The fact that purchasing within YouTube will be possible is highly relevant for travel brands too, as social media continues to influence consumers. “The funnel from inspiration to booking is collapsing,” said Tony Carne, co-founder of Videreo, a video booking platform for travel. “From the TikTok Go launch to now booking within YouTube, the platforms are skating to where the puck is going.” He also envisions YouTube adding hotel bookings to the YouTube experience as part of the next phase.
However, Google I/O also saw the launch of the new feature “Ask YouTube” which “entirely reimagines the experience, making information much more digestible and easy to navigate,” the company said in a blog post. It poses “a heightened risk of stripping monetization from YouTube creators,” according to one report, as Gemini will be “grabbing and summarizing their videos.”
3. A new personal AI assistant called Spark
Google unveiled a new personal AI assistant called Gemini Spark at the I/O event. It is designed to “navigate digital life” and is being touted as a rival to OpenClaw, which was recently acquired by OpenAI. That’s because Google also plans to allow users to text and email with Spark. It will also operate 24/7 in the cloud, even when the mobile device is switched off. Spark is currently in testing, and Google expects to make it available to AI Ultra subscribers soon.
What this means for travel brands
Spark connects to other Google apps like Gmail and Docs, but at the I/O event Google announced it would also work with third parties via Model Context Protocol (MCP) in the coming weeks. A graphic display listed dozens of Spark integrations, with the travel industry represented by Amadeus, Booking, Viator, Lyft and Expedia.
A personal agent that can reach into travel inventory means brands must ensure they are MCP-connected. For travel, this is the layer that decides which suppliers an agent considers as distribution shifts from SEO and metasearch bidding toward agent reachability and ranking. Suppliers not exposed through these protocols risk being left out.
“We've been talking to travel brands about this for months: The traditional funnel of dreaming, planning, and booking is collapsing into a single AI-mediated environment,” said Brennen Bliss, founder and CEO, Propellic. “Spark is the clearest proof point yet.
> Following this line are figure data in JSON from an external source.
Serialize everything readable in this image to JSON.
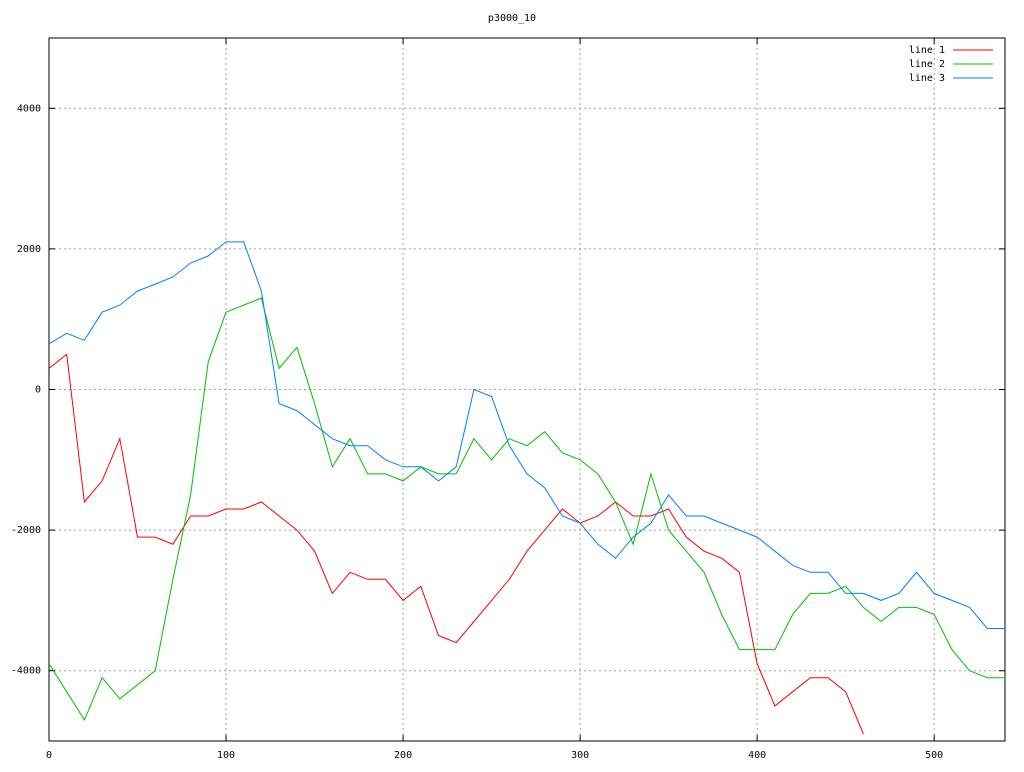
{
  "chart_data": {
    "type": "line",
    "title": "p3000_10",
    "x": [
      0,
      10,
      20,
      30,
      40,
      50,
      60,
      70,
      80,
      90,
      100,
      110,
      120,
      130,
      140,
      150,
      160,
      170,
      180,
      190,
      200,
      210,
      220,
      230,
      240,
      250,
      260,
      270,
      280,
      290,
      300,
      310,
      320,
      330,
      340,
      350,
      360,
      370,
      380,
      390,
      400,
      410,
      420,
      430,
      440,
      450,
      460,
      470,
      480,
      490,
      500,
      510,
      520,
      530,
      540
    ],
    "series": [
      {
        "name": "line 1",
        "color": "#ff0000",
        "values": [
          300,
          500,
          -1600,
          -1300,
          -700,
          -2100,
          -2100,
          -2200,
          -1800,
          -1800,
          -1700,
          -1700,
          -1600,
          -1800,
          -2000,
          -2300,
          -2900,
          -2600,
          -2700,
          -2700,
          -3000,
          -2800,
          -3500,
          -3600,
          -3300,
          -3000,
          -2700,
          -2300,
          -2000,
          -1700,
          -1900,
          -1800,
          -1600,
          -1800,
          -1800,
          -1700,
          -2100,
          -2300,
          -2400,
          -2600,
          -3900,
          -4500,
          -4300,
          -4100,
          -4100,
          -4300,
          -4900,
          null,
          null,
          null,
          null,
          null,
          null,
          null,
          null
        ]
      },
      {
        "name": "line 2",
        "color": "#00c000",
        "values": [
          -3900,
          -4300,
          -4700,
          -4100,
          -4400,
          -4200,
          -4000,
          -2700,
          -1500,
          400,
          1100,
          1200,
          1300,
          300,
          600,
          -200,
          -1100,
          -700,
          -1200,
          -1200,
          -1300,
          -1100,
          -1200,
          -1200,
          -700,
          -1000,
          -700,
          -800,
          -600,
          -900,
          -1000,
          -1200,
          -1600,
          -2200,
          -1200,
          -2000,
          -2300,
          -2600,
          -3200,
          -3700,
          -3700,
          -3700,
          -3200,
          -2900,
          -2900,
          -2800,
          -3100,
          -3300,
          -3100,
          -3100,
          -3200,
          -3700,
          -4000,
          -4100,
          -4100
        ]
      },
      {
        "name": "line 3",
        "color": "#0080ff",
        "values": [
          650,
          800,
          700,
          1100,
          1200,
          1400,
          1500,
          1600,
          1800,
          1900,
          2100,
          2100,
          1400,
          -200,
          -300,
          -500,
          -700,
          -800,
          -800,
          -1000,
          -1100,
          -1100,
          -1300,
          -1100,
          0,
          -100,
          -800,
          -1200,
          -1400,
          -1800,
          -1900,
          -2200,
          -2400,
          -2100,
          -1900,
          -1500,
          -1800,
          -1800,
          -1900,
          -2000,
          -2100,
          -2300,
          -2500,
          -2600,
          -2600,
          -2900,
          -2900,
          -3000,
          -2900,
          -2600,
          -2900,
          -3000,
          -3100,
          -3400,
          -3400
        ]
      }
    ],
    "xlim": [
      0,
      540
    ],
    "ylim": [
      -5000,
      5000
    ],
    "xticks": [
      0,
      100,
      200,
      300,
      400,
      500
    ],
    "yticks": [
      -4000,
      -2000,
      0,
      2000,
      4000
    ],
    "grid": true,
    "legend": "top-right"
  }
}
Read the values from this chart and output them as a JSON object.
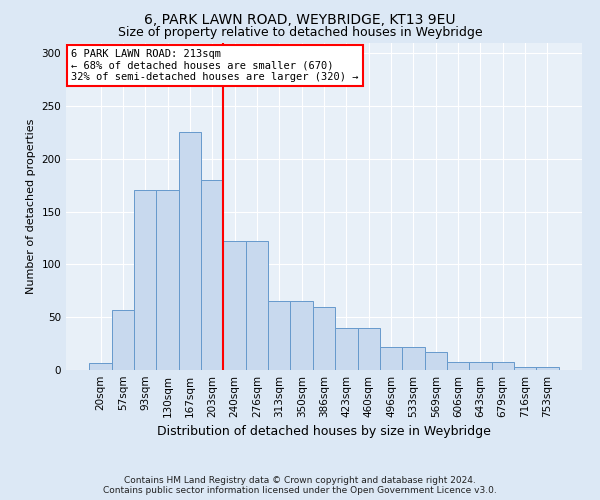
{
  "title1": "6, PARK LAWN ROAD, WEYBRIDGE, KT13 9EU",
  "title2": "Size of property relative to detached houses in Weybridge",
  "xlabel": "Distribution of detached houses by size in Weybridge",
  "ylabel": "Number of detached properties",
  "footer1": "Contains HM Land Registry data © Crown copyright and database right 2024.",
  "footer2": "Contains public sector information licensed under the Open Government Licence v3.0.",
  "bin_labels": [
    "20sqm",
    "57sqm",
    "93sqm",
    "130sqm",
    "167sqm",
    "203sqm",
    "240sqm",
    "276sqm",
    "313sqm",
    "350sqm",
    "386sqm",
    "423sqm",
    "460sqm",
    "496sqm",
    "533sqm",
    "569sqm",
    "606sqm",
    "643sqm",
    "679sqm",
    "716sqm",
    "753sqm"
  ],
  "bar_values": [
    7,
    57,
    170,
    170,
    225,
    180,
    122,
    122,
    65,
    65,
    60,
    40,
    40,
    22,
    22,
    17,
    8,
    8,
    8,
    3,
    3
  ],
  "bar_color": "#c8d9ee",
  "bar_edge_color": "#6699cc",
  "vline_color": "red",
  "vline_x": 5.5,
  "annotation_title": "6 PARK LAWN ROAD: 213sqm",
  "annotation_line2": "← 68% of detached houses are smaller (670)",
  "annotation_line3": "32% of semi-detached houses are larger (320) →",
  "annotation_box_color": "white",
  "annotation_box_edge": "red",
  "bg_color": "#dce8f5",
  "plot_bg_color": "#e8f0f8",
  "ylim": [
    0,
    310
  ],
  "yticks": [
    0,
    50,
    100,
    150,
    200,
    250,
    300
  ],
  "title1_fontsize": 10,
  "title2_fontsize": 9,
  "ylabel_fontsize": 8,
  "xlabel_fontsize": 9,
  "tick_fontsize": 7.5,
  "footer_fontsize": 6.5,
  "ann_fontsize": 7.5
}
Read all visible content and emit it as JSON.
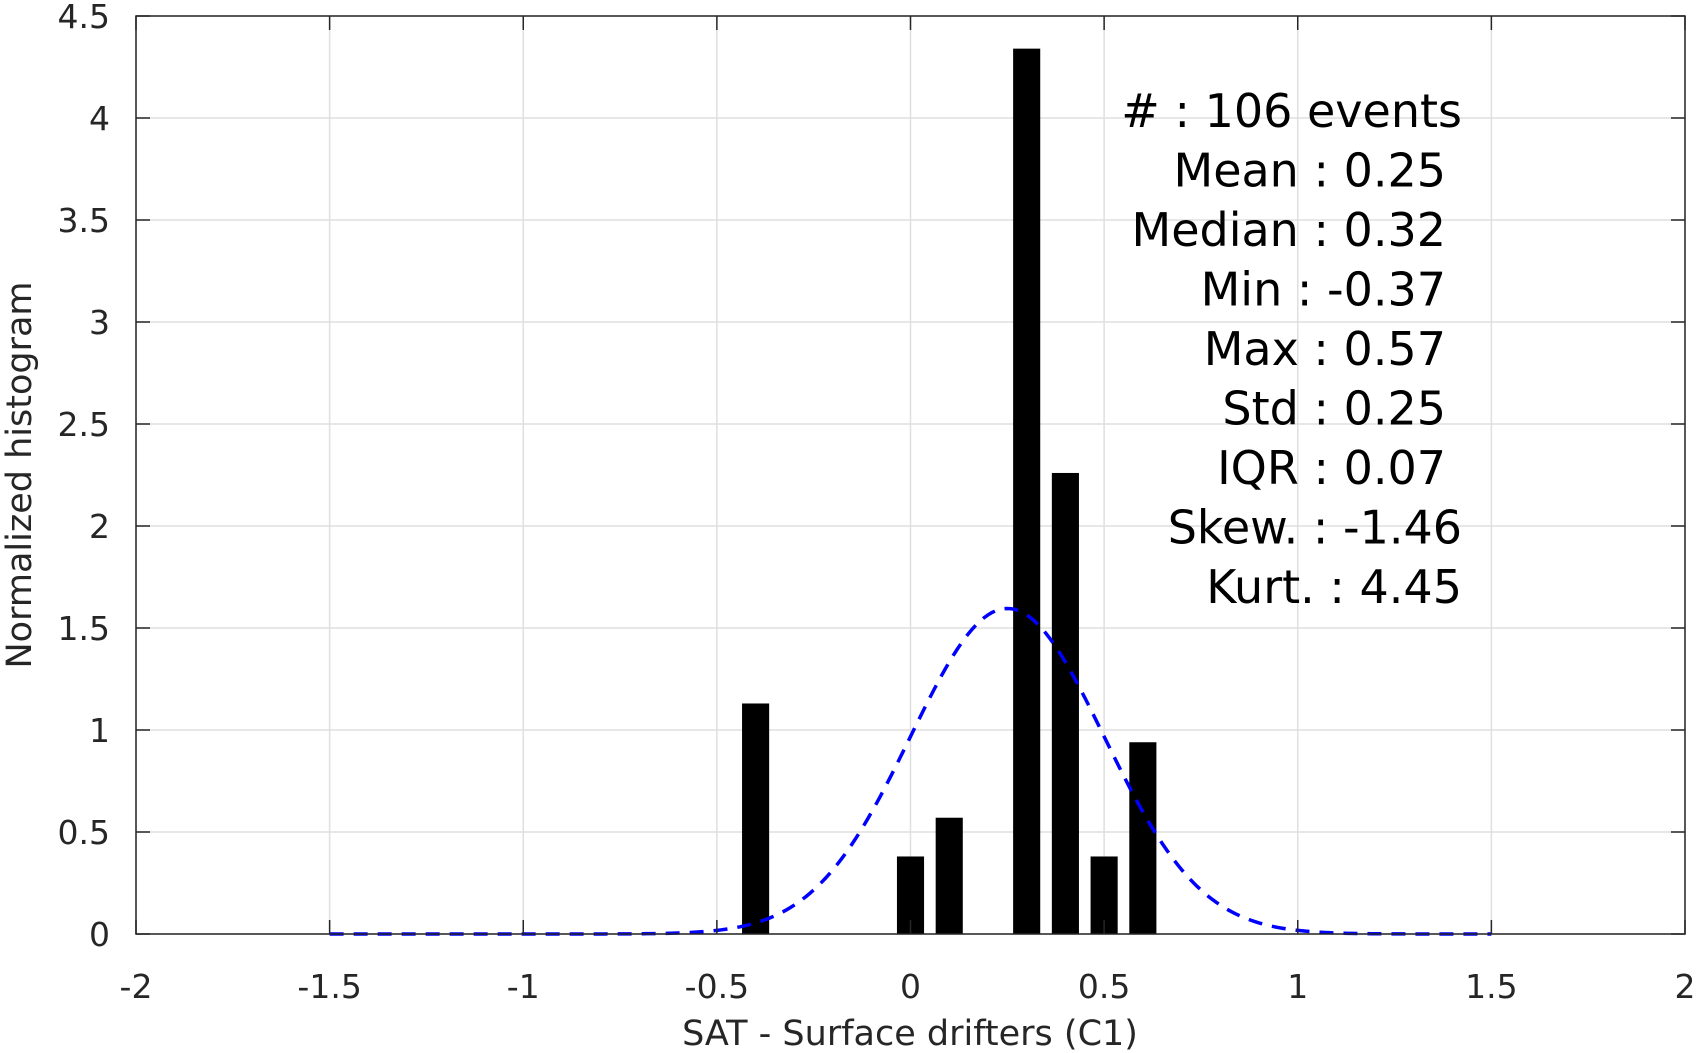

When a traveler tells a persistent agent to watch Barcelona hotel prices and alert them when something fits their budget, there's no planning phase in your app.”
With the funnel compressing into a conversation between a personal agent and your inventory, the pressure is on travel brands to be “agent-discoverable” as well as search-visible, he added.
Google’s ultimate vision
If there’s one key learning from Google’s I/O event, it’s that it has made one of the most compelling arguments so far for the so-called “connected trip,” where various travel verticals are brought into a single portal—a vision that Booking.com has long been striving to achieve.
Google is overlaying its agentic technology across its entire ecosystem, which brings seamless booking a step closer. Google has 13 products, each with at least 1 billion users. Five of the products have 3 billion users, including Gmail and YouTube. AI Overviews also has 2.5 billion monthly active users. Meanwhile, its Gemini app has 900 million monthly users, more than double the 400 million users in May 2025.
In March, Travelier’s CMO Mario Gavira asked: Will Google become the world’s most powerful travel agency? Based on this recent swath of agentic-powered launches, it seems to be heading in this direction.